At the end of the fifteen days, a medical commission must evaluate the files of Valentin and the others. Are they fit or not to take up arms again? Ihor Prykhodko promises that the decision, whatever it is, will be respected by the army. “At the beginning, the general staff did not always listen to us. But now they have understood that it was in their interest”. He refuses to say more, but the fear of suicides on the front is present in people’s minds.
The soldiers have no say. “If one of them does not want to go back? The decision is up to the commander”, Ihor Prykhodko cup. Escape from here? “But how? There are barriers everywhere. And anyway, every soldier knows the risk involved.” The most serious cases, such as soldiers suffering from post-traumatic stress disorder, go before a commission of psychiatrists, who can decide to send them to a specialized establishment.
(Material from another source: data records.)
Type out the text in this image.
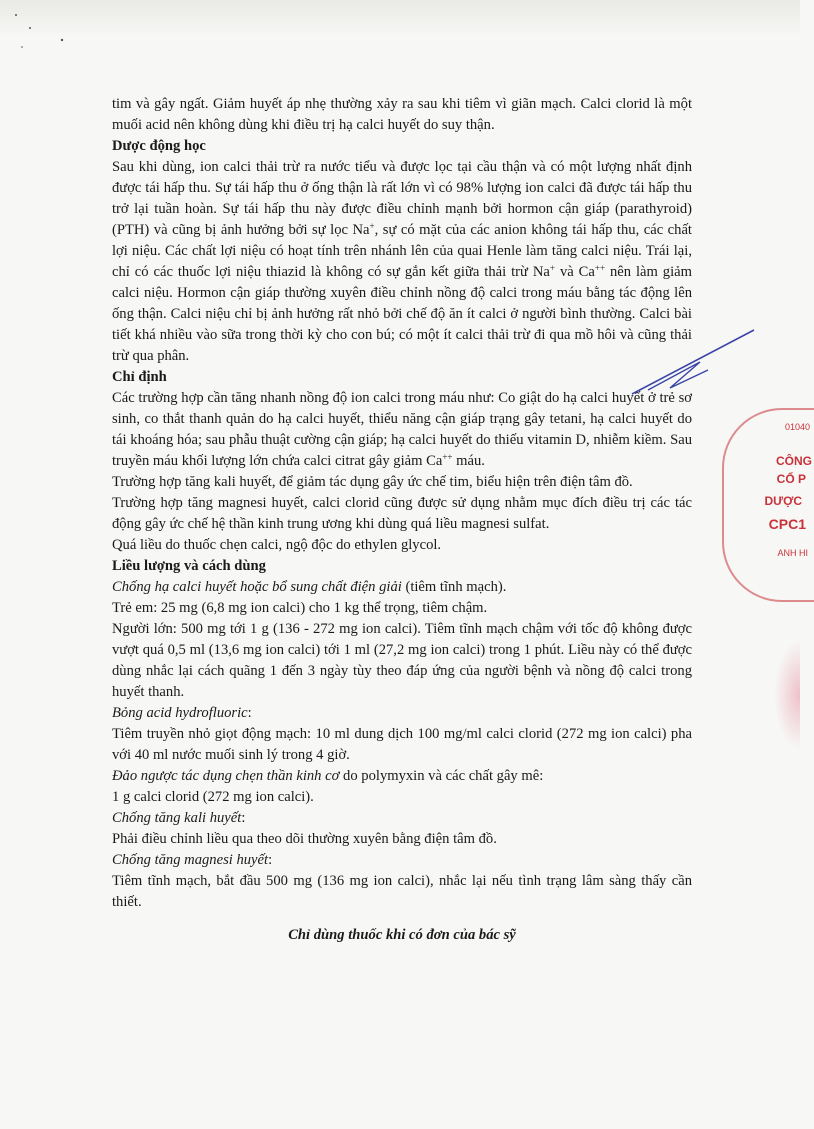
tim và gây ngất. Giảm huyết áp nhẹ thường xảy ra sau khi tiêm vì giãn mạch. Calci clorid là một muối acid nên không dùng khi điều trị hạ calci huyết do suy thận.

Dược động học

Sau khi dùng, ion calci thải trừ ra nước tiểu và được lọc tại cầu thận và có một lượng nhất định được tái hấp thu. Sự tái hấp thu ở ống thận là rất lớn vì có 98% lượng ion calci đã được tái hấp thu trở lại tuần hoàn. Sự tái hấp thu này được điều chỉnh mạnh bởi hormon cận giáp (parathyroid) (PTH) và cũng bị ảnh hưởng bởi sự lọc Na+, sự có mặt của các anion không tái hấp thu, các chất lợi niệu. Các chất lợi niệu có hoạt tính trên nhánh lên của quai Henle làm tăng calci niệu. Trái lại, chỉ có các thuốc lợi niệu thiazid là không có sự gắn kết giữa thải trừ Na+ và Ca++ nên làm giảm calci niệu. Hormon cận giáp thường xuyên điều chỉnh nồng độ calci trong máu bằng tác động lên ống thận. Calci niệu chỉ bị ảnh hưởng rất nhỏ bởi chế độ ăn ít calci ở người bình thường. Calci bài tiết khá nhiều vào sữa trong thời kỳ cho con bú; có một ít calci thải trừ đi qua mồ hôi và cũng thải trừ qua phân.

Chỉ định

Các trường hợp cần tăng nhanh nồng độ ion calci trong máu như: Co giật do hạ calci huyết ở trẻ sơ sinh, co thắt thanh quản do hạ calci huyết, thiểu năng cận giáp trạng gây tetani, hạ calci huyết do tái khoáng hóa; sau phẫu thuật cường cận giáp; hạ calci huyết do thiếu vitamin D, nhiễm kiềm. Sau truyền máu khối lượng lớn chứa calci citrat gây giảm Ca++ máu.

Trường hợp tăng kali huyết, để giảm tác dụng gây ức chế tim, biểu hiện trên điện tâm đồ.

Trường hợp tăng magnesi huyết, calci clorid cũng được sử dụng nhằm mục đích điều trị các tác động gây ức chế hệ thần kinh trung ương khi dùng quá liều magnesi sulfat.

Quá liều do thuốc chẹn calci, ngộ độc do ethylen glycol.

Liều lượng và cách dùng

Chống hạ calci huyết hoặc bổ sung chất điện giải (tiêm tĩnh mạch).

Trẻ em: 25 mg (6,8 mg ion calci) cho 1 kg thể trọng, tiêm chậm.

Người lớn: 500 mg tới 1 g (136 - 272 mg ion calci). Tiêm tĩnh mạch chậm với tốc độ không được vượt quá 0,5 ml (13,6 mg ion calci) tới 1 ml (27,2 mg ion calci) trong 1 phút. Liều này có thể được dùng nhắc lại cách quãng 1 đến 3 ngày tùy theo đáp ứng của người bệnh và nồng độ calci trong huyết thanh.

Bỏng acid hydrofluoric:

Tiêm truyền nhỏ giọt động mạch: 10 ml dung dịch 100 mg/ml calci clorid (272 mg ion calci) pha với 40 ml nước muối sinh lý trong 4 giờ.

Đảo ngược tác dụng chẹn thần kinh cơ do polymyxin và các chất gây mê:

1 g calci clorid (272 mg ion calci).

Chống tăng kali huyết:

Phải điều chỉnh liều qua theo dõi thường xuyên bằng điện tâm đồ.

Chống tăng magnesi huyết:

Tiêm tĩnh mạch, bắt đầu 500 mg (136 mg ion calci), nhắc lại nếu tình trạng lâm sàng thấy cần thiết.

Chỉ dùng thuốc khi có đơn của bác sỹ

01040
CÔNG
CỔ P
DƯỢC
CPC1
ANH HI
“It happens that it cracks” also among caregivers
Troop turnover is rapid, and as the Ukrainian counter-offensive stalls on the southern front and fighting intensifies in the east of the country, rotations could accelerate further. “It’s always difficult to see them leave”, slips Lioudmila, one of the psychologists. “We stay in touch and they can reach us whenever they want, if they need to. I sometimes send them a few words of support, when I see passing messages on fights in progress.
Sometimes the news is bad. A few weeks ago, medics read in the newspaper that a former patient had just died in combat. Within the medical team, “it happens that it cracks”, confesses Ihor Prykhodko. “We talk to each other a lot, we help each other, we debrief, but it’s hard”. He himself has friends who are fighting on the front line at the moment. Recently, one of them texted him some news. “He told me it was starting to be hard. I tried to help him a little.” Lioudmila also knows something about it: her husband, an officer, is fighting somewhere on the line.
Dmytro himself has no illusions for the future. Even if he no longer has the strength, the soldier will, like the others, be sent back to the front around mid-September. “You know, I don’t think these two weeks are going to help me. It’s too late: I’ve already spent too much time there.”